Most reports in EC have only described the presence of VI in general, without further distinction of IMVI and EMVI.9,16,17,18 Although EMVI is routinely diagnosed by the presence of key hallmarks, i.e. the ‘orphan artery’ and ‘protruding tongue’ signs, accurate detection of EMVI can be problematic. Therefore, separate reporting of venous and small vessel invasion (VI) and notification of EMVI has been recommended in pathological guidelines for CRC.5,19 EMVI observation can be hampered when the muscular wall of the veins is obliterated beyond morphologic recognition in specimens after surgery alone or when altered by the use of nCRT due to increased vessel fibrosis and destructed vessel wall architecture. This may result in under-identification. Therefore, elastin stain, known as the EVG of vessel walls, is generally advocated to solve the majority of these difficult cases.13 EVG stain judged as absent or present has shown to double the EMVI detection rates, with increased interobserver agreement between pathologists.19,20,21

For the identification of VI in esophageal AC, Castonguay et al. used Movat stains, which is more or less equal to EVG staining.9 Both are useful for visualizing connective tissue and elastic fibers. Due to the damage and loss of endothelium, immunohistochemistry, including CD31 and CD34, is often inconclusive. However, in some instances, the only residual clue of VI is a layer of elastin around a round nest of neoplastic cells, which can only be confirmed reliably with elastin stain.21,22,23,24

As in CRC, we found that EMVI in EC should be considered as a potential high-risk factor in developing metastatic disease. Consequently, as in CRC, we also observed a significantly shorter DFS in the surgery-alone group (HR 2.4, 95% CI 1.1–4.9) in EMVI-positive EC compared with EMVI-negative tumors (median 25 and 48 months); however, in the nCRT group, the presence of EMVI was not independently associated with survival. The clinical utility in this nCRT group was probably lacking due to a potential bias from case mix with low squamous cell cancers, therefore EMVI should be investigated in a larger study group. Another explanation may be the power of our study group, which was too small or was based on the selection of non-responders to nCRT. Failure of EMVI to regress after nCRT may indicate a lack of response, as shown by the association of EMVI changes on magnetic resonance imaging (MRI) with survival outcomes in CRC, and a potential positive effect of nCRT on microscopic distant disease.13,25,26,27 Regression of EMVI following neoadjuvant treatment that results in vessel fibrosis can be used as a predictive imaging biomarker in several gastrointestinal cancers.25,26 Moreover, in rectal cancer, the presence of MRI-related EMVI (mrEMVI) within or beyond the mesorectal fat was used to identify high-risk patients who may benefit from neoadjuvant treatment, whereas among patients with stage III gastric cancer, contrast-enhanced multiple-row detector CT might also depict EMVI.25,26,27 Whether the presence and grading of EMVI following nCRT can be accurately assessed on radiologic imaging should be investigated in ongoing or future diffusion-weighted imaging/MRI studies.

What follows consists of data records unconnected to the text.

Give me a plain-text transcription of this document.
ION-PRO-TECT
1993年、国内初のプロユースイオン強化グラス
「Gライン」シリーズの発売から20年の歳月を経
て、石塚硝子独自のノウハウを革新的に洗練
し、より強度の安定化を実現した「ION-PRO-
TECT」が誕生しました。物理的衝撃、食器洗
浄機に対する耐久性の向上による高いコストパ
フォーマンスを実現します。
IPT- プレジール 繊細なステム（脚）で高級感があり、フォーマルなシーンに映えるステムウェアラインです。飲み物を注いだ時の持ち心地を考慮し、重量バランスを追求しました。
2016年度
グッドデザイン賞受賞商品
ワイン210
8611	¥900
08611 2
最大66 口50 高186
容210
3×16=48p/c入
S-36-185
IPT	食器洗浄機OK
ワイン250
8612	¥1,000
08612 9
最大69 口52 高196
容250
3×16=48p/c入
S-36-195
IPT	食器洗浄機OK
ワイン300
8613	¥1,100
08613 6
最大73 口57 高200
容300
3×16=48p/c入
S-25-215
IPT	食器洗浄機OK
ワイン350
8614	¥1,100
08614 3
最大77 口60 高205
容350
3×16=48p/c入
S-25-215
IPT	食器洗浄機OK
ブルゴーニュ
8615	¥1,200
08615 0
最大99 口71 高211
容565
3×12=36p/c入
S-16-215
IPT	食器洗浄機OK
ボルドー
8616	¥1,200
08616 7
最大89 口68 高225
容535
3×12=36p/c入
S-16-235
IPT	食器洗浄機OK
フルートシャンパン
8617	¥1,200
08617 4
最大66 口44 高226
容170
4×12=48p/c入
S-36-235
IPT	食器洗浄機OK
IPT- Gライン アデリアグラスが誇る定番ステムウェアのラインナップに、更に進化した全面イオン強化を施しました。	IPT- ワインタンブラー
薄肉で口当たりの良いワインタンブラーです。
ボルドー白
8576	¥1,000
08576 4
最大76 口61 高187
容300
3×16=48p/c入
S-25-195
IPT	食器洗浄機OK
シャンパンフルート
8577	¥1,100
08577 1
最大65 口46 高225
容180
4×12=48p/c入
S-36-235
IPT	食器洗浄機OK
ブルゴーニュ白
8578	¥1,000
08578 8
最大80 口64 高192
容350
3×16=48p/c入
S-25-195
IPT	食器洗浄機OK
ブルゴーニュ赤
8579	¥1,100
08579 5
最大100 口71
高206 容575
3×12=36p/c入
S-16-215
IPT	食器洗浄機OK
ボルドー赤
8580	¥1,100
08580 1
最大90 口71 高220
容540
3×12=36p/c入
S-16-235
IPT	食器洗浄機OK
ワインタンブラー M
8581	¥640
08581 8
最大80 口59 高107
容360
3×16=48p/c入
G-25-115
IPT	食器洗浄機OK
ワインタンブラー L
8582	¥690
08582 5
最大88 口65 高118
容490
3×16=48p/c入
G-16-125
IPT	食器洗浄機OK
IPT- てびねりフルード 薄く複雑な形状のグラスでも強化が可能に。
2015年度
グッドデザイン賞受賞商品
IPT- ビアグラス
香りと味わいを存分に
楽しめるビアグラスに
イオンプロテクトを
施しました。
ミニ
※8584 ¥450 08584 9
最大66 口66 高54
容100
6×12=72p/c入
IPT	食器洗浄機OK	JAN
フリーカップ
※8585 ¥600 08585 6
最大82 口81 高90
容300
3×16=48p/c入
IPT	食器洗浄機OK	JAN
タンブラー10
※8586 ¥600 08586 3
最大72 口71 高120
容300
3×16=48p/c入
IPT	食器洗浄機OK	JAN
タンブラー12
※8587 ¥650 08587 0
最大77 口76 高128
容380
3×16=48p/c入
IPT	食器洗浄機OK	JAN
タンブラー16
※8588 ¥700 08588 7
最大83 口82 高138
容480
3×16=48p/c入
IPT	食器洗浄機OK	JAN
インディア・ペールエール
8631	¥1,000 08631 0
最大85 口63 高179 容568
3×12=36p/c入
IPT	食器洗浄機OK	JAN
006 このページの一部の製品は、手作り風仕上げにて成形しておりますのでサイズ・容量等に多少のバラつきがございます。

To our knowledge, this is the first study comparing outcomes of EMVI among pathological T3 or higher stages in a relatively large group of EC resection specimens in a single, high-volume institute. The usual limitations of retrospective studies and the relatively small sample size of EMVI hinder our ability to draw definite conclusions on the significance of EMVI, especially after nCRT. However, there was no difference in histology type for DFS after surgery alone. The prognostic impact of EMVI after nCRT in SCC is still unclear. EMVI is a histopathologic feature associated with an increased risk of recurrences, and, based on our study, it should be considered as a routine part of pathological reports of resection specimens of EC patients. However, its value should be studied prospectively in larger series and following nCRT in different tumor stages and different histological types.

Conclusion

In this study, EMVI was present in 23.5% of patients in the surgery-alone group in 21.6% of patients after nCRT. EMVI was an independently adverse prognostic factor in patients after surgery alone. Therefore, EMVI should be considered as part of the routine histopathology workup, with an accessible use of elastin stains.